Results: Out of six derivatives, L1 (IC50 = 12.5 ± 1.35 µM), and L2 (IC50 = 3.12 ± 0.45 µM) showed
potent activity against BCA-II. While (L3, L4 and L5) showed weak inhibitory activity with IC50 values
of 24.5 ± 2.25, 55.5± 1.60, and 75.5 ± 1.25 µM, respectively and were found to be weak inhibitors of
carbonic anhydrase as compared to acetazolamide (IC50 =0.12± 0.03µM), used as standard inhibitor.
A computational Petra/Osiris/Molinspiration/DFT (POM/DFT) based model has been expanded for the
determination of physicochemical parameters governing the bioactivity amidophosphate derivatives
(L1-L6) containing (O1 --- O2) pharmacophore site. The six compounds (L1-L6) analyzed here were
previously experimentally and now virtually screened for their anti-carbonic anhydrase activity.

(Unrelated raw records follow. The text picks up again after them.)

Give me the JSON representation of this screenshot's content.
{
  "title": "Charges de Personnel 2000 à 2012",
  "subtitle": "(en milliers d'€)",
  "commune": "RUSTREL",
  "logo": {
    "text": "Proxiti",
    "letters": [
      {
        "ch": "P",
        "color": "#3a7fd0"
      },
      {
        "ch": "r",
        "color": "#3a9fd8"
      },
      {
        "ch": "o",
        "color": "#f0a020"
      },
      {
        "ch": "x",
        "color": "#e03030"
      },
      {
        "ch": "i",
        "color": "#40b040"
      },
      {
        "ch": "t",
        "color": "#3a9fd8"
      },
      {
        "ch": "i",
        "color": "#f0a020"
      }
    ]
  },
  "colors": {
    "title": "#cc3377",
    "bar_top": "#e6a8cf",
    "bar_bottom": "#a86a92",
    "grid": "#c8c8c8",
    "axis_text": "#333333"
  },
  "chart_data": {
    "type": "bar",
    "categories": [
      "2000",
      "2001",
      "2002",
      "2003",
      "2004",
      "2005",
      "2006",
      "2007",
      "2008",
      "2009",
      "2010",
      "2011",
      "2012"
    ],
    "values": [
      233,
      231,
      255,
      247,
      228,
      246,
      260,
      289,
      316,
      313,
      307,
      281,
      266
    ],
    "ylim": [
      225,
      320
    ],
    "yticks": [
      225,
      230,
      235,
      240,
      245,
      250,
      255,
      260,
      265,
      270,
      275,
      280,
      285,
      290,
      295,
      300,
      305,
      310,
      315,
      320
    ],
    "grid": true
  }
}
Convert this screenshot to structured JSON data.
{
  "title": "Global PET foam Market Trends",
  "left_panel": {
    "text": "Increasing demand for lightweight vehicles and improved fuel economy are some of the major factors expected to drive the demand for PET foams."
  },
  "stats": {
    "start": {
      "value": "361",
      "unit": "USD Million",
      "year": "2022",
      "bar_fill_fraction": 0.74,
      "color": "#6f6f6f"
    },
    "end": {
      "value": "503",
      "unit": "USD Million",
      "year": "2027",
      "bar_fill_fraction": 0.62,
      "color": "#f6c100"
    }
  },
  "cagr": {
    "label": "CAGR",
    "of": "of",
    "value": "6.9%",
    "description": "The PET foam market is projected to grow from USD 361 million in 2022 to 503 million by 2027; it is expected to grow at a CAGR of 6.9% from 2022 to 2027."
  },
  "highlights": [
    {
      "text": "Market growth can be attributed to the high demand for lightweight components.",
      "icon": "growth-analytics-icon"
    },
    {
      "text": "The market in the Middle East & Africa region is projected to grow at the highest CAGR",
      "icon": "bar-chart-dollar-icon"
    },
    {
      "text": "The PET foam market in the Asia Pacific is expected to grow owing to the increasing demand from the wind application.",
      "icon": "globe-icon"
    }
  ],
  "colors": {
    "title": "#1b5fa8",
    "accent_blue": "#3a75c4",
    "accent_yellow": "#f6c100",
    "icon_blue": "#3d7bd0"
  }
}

Conclusion: The highest anti-carbonic anhydrase activity was obtained for compound L2, which exhibited
excellent bioactivity (% of inhibition = 95%), comparable to acetazolamide (% of inhibition =
89%). The compound L3 represents increased activity as compared to its analogues (L4-L6). The increase
of bioactivity from L3 to L4-L6 could be attributed to the presence of a minimum of steric effect
of substituents of P=O moiety which plays a decisive template part in the organization of anti-carbonic
anhydrase (O1---O2) phramacophore site. Moreover, it is inexpensive, has little side effects and possible
inclusions in selective anti-carbonic anhydrase agents design.